Now that you have flow at each site in mm/day, make a facet wrap of flow for each gauge in mm/day. This area normalize flow gives us a sense of how much flow a watershed produces per unit area. It also allows us to compare across watersheds of different sizes. Obviously a larger watershed will produce more volumetric flow but will it produce more flow per unit area? Think about it like an hourly wage. You might make more at work because you work more hours, but your friend might make a higher hourly wage. So volumetric is like how much you made this pay period, and area normalized is like how much you made divided by the number of hours you worked. So wet watersheds that produce a lot of flow per unit area, have a high hourly wage, so to speak.

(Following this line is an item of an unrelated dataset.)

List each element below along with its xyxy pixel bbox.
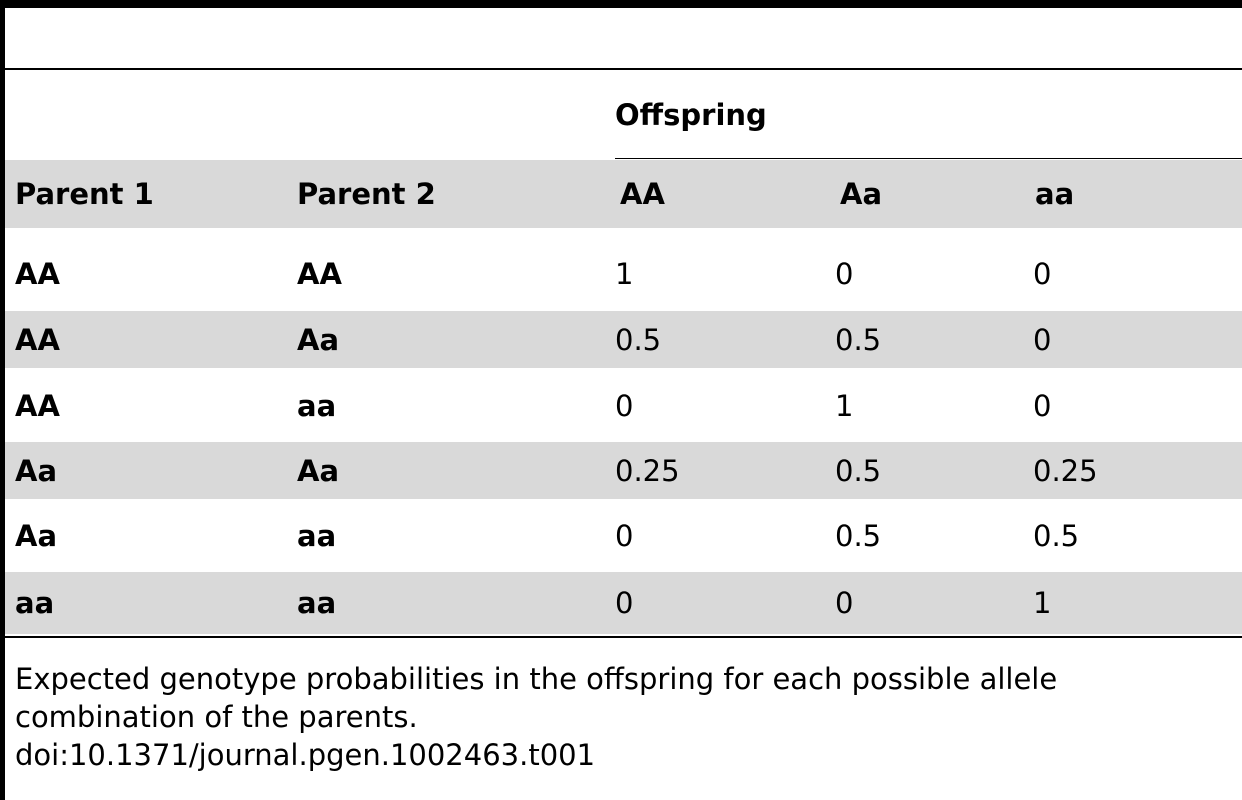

Compute and plot total annual flow for each gauge. You will need group_by(site_no, station_nm, year), and reframe. We did this is the first few weeks. Remember to add in na.rm = TRUE in case there are any NA values.

Plot total annual flow from each gauge in mm/year all on the same graph, and color by gauge name.

Make a map of the gauges included in this plot of total annual flow to aid in interpretation.

# 

6.2 Summary (14 pts)

Using mm/year allows us to compare across gauges with very different volumetric (e.g., cfs or cms) flow rates. Remember that gauges that produce more water per unit area have a higher hourly wage. So from a watershed hydrology perspective, what types of watersheds would produce more water per unit area? Think about the watershed and climate characteristics that might lead to more or less production of water per unit area (aka, area normalized flow).

Use your plots of mm/year to comment on:
1. Does one gauge produce consistently less flow year to year? (2 pts)

  1. Does one gauge produce consistently more flow year to year? (2 pts)

  2. Which gauges show similar patterns in annual water yield? Provide a plausible explanation for why that might be. (5 pts)

  3. For any gauges that seem different than the others, provide a plausible explanation for why that might be. (5 pts)

6.3 Deliverable (6 pts)

Knit this .Rmd to .html and upload both on D2L. If you can’t get to knit, just upload .Rmd.

Points for clarity and commenting of .Rmd and clarity of figures.